Tractatus Logico-Philosophicus - Reception and Influence

Reception and Influence

Wittgenstein concluded that with the Tractatus he had resolved all philosophical problems.

Meanwhile, the book was translated into English by C. K. Ogden with help from the Cambridge mathematician and philosopher Frank P. Ramsey, then still in his teens. Ramsey later visited Wittgenstein in Austria. Translation issues make the concepts hard to pinpoint, especially given Wittgenstein's usage of terms and difficulty in translating ideas into words.

The Tractatus caught the attention of the philosophers of the Vienna Circle (1921–1933), especially Rudolf Carnap and Moritz Schlick. The group spent many months working through the text out loud, line by line. Schlick eventually convinced Wittgenstein to meet with members of the circle to discuss the Tractatus when he returned to Vienna (he was then working as an architect). Although the Vienna Circle's logical positivists appreciated the Tractatus, they argued that the last few passages, including Proposition 7, are confused. Carnap hailed the book as containing important insights, but encouraged people to ignore the concluding sentences. Wittgenstein responded to Schlick, commenting, "...I cannot imagine that Carnap should have so completely misunderstood the last sentences of the book and hence the fundamental conception of the entire book."
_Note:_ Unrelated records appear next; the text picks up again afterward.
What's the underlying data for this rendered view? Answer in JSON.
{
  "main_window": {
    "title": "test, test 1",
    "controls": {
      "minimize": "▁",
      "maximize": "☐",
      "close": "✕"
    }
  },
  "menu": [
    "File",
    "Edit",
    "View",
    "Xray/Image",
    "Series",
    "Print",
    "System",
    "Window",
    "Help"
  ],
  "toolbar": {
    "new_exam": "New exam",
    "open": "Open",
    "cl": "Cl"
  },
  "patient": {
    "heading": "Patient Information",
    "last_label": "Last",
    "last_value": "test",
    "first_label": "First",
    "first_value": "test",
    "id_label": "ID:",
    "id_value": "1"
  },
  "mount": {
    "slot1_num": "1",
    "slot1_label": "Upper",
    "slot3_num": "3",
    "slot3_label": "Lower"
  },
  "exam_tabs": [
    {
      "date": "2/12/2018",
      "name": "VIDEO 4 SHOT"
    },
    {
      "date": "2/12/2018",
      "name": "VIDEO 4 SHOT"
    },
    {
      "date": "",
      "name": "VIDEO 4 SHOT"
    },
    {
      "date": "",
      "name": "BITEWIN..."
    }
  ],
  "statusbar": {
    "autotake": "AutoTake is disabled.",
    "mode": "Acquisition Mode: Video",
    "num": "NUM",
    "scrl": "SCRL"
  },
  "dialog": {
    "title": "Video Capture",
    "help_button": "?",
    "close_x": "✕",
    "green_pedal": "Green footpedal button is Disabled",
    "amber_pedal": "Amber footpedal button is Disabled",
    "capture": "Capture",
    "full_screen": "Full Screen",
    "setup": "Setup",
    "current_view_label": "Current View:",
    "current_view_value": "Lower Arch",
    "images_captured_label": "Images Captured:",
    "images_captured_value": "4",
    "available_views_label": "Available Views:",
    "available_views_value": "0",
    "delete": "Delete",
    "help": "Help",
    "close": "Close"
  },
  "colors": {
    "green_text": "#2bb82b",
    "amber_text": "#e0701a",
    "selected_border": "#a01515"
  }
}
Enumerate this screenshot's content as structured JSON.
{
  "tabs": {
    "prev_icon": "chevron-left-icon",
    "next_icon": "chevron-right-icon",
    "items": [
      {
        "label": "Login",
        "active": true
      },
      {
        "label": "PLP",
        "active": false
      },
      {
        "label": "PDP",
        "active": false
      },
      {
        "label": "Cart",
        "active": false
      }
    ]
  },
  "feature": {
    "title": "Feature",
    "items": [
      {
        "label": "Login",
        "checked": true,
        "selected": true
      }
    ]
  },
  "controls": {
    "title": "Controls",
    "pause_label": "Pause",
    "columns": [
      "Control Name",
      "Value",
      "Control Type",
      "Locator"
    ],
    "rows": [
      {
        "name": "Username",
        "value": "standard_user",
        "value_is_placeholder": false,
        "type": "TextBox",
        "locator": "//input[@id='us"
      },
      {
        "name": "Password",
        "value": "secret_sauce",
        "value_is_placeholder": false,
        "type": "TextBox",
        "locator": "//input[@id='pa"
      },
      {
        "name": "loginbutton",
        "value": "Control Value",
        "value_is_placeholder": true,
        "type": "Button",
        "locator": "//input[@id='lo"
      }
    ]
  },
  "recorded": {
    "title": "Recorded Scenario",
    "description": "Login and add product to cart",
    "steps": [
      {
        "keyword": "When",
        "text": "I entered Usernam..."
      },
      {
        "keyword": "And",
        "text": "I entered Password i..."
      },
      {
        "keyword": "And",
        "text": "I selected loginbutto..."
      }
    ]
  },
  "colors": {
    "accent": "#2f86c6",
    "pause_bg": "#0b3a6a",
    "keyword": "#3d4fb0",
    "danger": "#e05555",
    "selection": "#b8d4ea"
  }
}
A more recent interpretation comes from the New Wittgenstein family of interpretations (2000-). This so-called "resolute reading" is controversial and much debated. The main contention of such readings is that Wittgenstein in the Tractatus does not provide a theoretical account of language that relegates ethics and philosophy to a mystical realm of the unsayable. Rather, the book has a therapeutic aim. By working through the propositions of the book the reader comes to realize that language is perfectly suited to all his needs, and that philosophy rests on a confused relation to the logic of our language. The confusion that the Tractatus seeks to dispel is not a confused theory, such that a correct theory would be a proper way to clear the confusion, rather the need of any such theory is confused. The method of the Tractatus is to make the reader aware of the logic of our language as he is already familiar with it, and the effect of thereby dispelling the need for a theoretical account of the logic of our language spreads to all other areas of philosophy. Thereby the confusion involved in putting forward e.g. ethical and metaphysical theories is cleared in the same coup.

Wittgenstein would not meet the Vienna Circle proper, but only a few of its members, including Schlick, Carnap, and Waissman. Often, though, he refused to discuss philosophy, and would insist on giving the meetings over to reciting the poetry of Rabindranath Tagore with his chair turned to the wall. He largely broke off formal relations even with these members of the circle after coming to believe Carnap had used some of his ideas without permission.

The Tractatus was the theme of a 1992 film by the Hungarian filmmaker Peter Forgacs. The 32-minute production, named Wittgenstein Tractatus, features citations from the Tractatus and other works by Wittgenstein.